After the rapid political change in Afghanistan, several people lost their jobs including journalists as numerous media houses were closed. Farzana Ayoubi, a woman journalist, became a street vendor because of financial problems in order to support her three-member family.
"With the closure of some media organizations, journalists became jobless and I was forced to work as a vendor as they don't allow us (women) to work," Tolo News quoted Ayoubi as saying.
She called on the international community and media watchdogs to pay attention to the problems of the media family in Afghanistan.
"The international community and the media watchdogs should consider our situation," Tolo Quoted Ayoubi as saying.
Ayoubi, 27, has worked at several media organisations in Afghanistan.
Meanwhile, officials of the media watchdog organisations said that they have been trying to resolve the problems of Afghan journalists.
"I call on the international organizations and countries supporting the media to pay serious attention to the media in Afghanistan," Tolo News quoted Hujatullah Mujadid, a member of the Afghan Journalists' Federation as saying.

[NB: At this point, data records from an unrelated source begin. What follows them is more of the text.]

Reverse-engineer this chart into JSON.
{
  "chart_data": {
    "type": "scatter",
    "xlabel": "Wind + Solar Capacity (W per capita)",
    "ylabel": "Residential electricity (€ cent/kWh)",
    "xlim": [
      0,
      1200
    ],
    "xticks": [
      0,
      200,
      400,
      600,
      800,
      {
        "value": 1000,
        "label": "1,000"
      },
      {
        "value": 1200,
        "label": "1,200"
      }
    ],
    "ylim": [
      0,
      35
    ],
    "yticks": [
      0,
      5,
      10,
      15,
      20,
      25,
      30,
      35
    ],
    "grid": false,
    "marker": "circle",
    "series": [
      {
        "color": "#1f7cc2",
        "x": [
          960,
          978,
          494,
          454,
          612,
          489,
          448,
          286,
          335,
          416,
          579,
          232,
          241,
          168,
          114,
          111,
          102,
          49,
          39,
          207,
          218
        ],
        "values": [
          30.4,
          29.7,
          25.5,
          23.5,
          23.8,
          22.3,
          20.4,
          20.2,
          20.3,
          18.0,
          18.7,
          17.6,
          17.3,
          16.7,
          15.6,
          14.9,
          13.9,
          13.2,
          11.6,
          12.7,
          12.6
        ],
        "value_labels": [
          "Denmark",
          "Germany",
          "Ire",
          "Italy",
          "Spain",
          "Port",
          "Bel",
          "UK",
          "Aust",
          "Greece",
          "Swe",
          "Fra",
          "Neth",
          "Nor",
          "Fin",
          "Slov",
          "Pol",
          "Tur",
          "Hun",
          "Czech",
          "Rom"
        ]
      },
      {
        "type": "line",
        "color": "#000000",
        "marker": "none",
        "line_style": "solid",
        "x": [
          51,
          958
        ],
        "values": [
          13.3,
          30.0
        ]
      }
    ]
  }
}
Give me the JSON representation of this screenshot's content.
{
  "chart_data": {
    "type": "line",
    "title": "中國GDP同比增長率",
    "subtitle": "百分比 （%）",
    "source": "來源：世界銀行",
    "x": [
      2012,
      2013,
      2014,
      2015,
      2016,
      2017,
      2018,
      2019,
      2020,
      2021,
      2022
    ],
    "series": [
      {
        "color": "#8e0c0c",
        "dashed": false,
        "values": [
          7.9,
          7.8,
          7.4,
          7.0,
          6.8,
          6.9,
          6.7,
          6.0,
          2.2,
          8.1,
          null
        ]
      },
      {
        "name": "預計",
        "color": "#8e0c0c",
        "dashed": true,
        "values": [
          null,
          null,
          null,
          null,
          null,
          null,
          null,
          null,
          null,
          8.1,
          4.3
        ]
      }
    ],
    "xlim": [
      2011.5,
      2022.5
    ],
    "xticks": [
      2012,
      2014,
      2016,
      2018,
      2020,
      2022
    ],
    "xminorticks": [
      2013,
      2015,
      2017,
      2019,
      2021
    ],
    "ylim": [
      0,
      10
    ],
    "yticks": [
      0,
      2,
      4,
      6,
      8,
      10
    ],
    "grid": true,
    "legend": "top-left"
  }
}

"When the political changes came to Afghanistan, the media family was severely damaged. The journalists unfortunately engaged in hazardous work, and working as vendors on the streets, " said Masrror Lutfi, head of Afghanistan's National Journalists' Union.
This comes as the UN and other humanitarian organizations expressed concerns over the severe economical crisis ahead of a cold winter in Afghanistan.